Ein Mann stapft am Nordkap alleine durch den tiefen Schnee. Die Landschaft ist wunderschön, doch das Laufen ist mühsam. Manchmal taumelt er und hält kurz inne, nur um dann weiter auf das tiefblaue Meer zuzulaufen. Ein Video, das im Hintergrund des Musiktheaters „LIEBE- Ökonomie des Handelns“ läuft. Parallel dazu zerhackt auf der Bühne der gleiche Mann, der wie aus dem Film gestiegen zu sein scheint, einen Eisblock; er legt die Eisstücke auf Klaviertasten oder hängt sie über dem Schlagzeug auf. Man hört die herunterfallenden Tropfen auf Becken und Drums aufschlagen. Die Töne vermischen sich mit den knirschenden Schritten aus dem Film, je weiter das Stück voranschreitet, desto vielstimmiger wird es. Doch was hat das mit Liebe zu tun?
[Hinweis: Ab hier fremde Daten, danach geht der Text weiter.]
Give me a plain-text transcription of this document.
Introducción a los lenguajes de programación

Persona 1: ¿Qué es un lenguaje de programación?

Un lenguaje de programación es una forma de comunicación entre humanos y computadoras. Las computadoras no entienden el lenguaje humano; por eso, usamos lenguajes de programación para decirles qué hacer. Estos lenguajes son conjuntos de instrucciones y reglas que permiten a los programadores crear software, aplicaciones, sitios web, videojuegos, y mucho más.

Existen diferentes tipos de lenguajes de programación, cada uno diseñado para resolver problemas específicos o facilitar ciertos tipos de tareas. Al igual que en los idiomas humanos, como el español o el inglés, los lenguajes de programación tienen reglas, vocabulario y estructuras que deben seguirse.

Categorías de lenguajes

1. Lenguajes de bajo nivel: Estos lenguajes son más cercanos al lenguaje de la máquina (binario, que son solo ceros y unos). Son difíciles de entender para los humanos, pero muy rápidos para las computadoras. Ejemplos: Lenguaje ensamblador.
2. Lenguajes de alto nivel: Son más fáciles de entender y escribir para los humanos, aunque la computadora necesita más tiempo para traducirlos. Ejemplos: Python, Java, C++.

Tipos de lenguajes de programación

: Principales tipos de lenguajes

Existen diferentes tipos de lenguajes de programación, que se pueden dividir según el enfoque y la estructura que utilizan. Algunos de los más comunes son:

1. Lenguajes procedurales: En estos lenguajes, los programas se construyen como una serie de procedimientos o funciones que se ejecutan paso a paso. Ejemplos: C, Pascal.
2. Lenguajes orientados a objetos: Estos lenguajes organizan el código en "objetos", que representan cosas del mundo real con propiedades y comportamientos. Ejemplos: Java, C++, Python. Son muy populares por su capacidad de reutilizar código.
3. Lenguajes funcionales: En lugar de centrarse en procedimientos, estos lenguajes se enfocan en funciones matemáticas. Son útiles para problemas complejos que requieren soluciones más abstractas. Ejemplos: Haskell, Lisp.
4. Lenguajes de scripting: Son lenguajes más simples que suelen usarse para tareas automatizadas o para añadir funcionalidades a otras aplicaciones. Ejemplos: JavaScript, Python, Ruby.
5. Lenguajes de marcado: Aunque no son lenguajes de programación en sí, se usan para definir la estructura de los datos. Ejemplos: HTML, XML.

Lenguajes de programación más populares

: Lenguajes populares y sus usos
„LIEBE“ ist nach „KREDIT“ und „RECHT“ der dritte Teil der „Ökonomien des Handelns“-Trilogie. In ihren Stücken geht es Daniel Kötter und Hannes Seidl darum, „die immateriellen Bedingungen unseres gesellschaftlichen Zusammenseins mit den Mitteln des Musiktheaters zu erforschen“. Daniel Kötter ist überzeugt, dass keine Gesellschaft ohne Liebe im Sinne einer sozialen Bindekraft funktionieren kann. „Eine Gesellschaft kann nur dann funktionieren, wenn es jenseits aller anderen Regularien, Gesetze oder Wirtschaftszusammenhänge eine Energie gibt, die besagt: Ja, wir wollen zusammenleben. Wir wollen etwas miteinander zu tun haben“, sagt er. So müsse das Verständnis von Liebe, wie es Hollywoodfilme, Werbung oder Hochglanzmagazine vermitteln, im Stück radikal erweitert werden. Denn die Arbeitshypothese des Regie-Duos war, „dass vielleicht unser konventionelles Verständnis von Liebe als einer Zweierbeziehung von einem zum anderen ja auch nur wieder etwas ist, was gesellschaftlich verfasst ist.“ Liebe ist ein bedeutungsschweres Wort, das für jeden Menschen eine ganz persönliche und eigene Bedeutung hat, und so schlägt Daniel Kötter für ihr Verständnis auch die Wörter „Empathie, Sympathie oder Goodwill“ vor. Aber für dieses Stück wollten sie „all das wegnehmen, was uns diese gesellschaftliche Wärme verschafft“. So ist der Mann ganz alleine – sowohl im Film, als auch auf der Bühne.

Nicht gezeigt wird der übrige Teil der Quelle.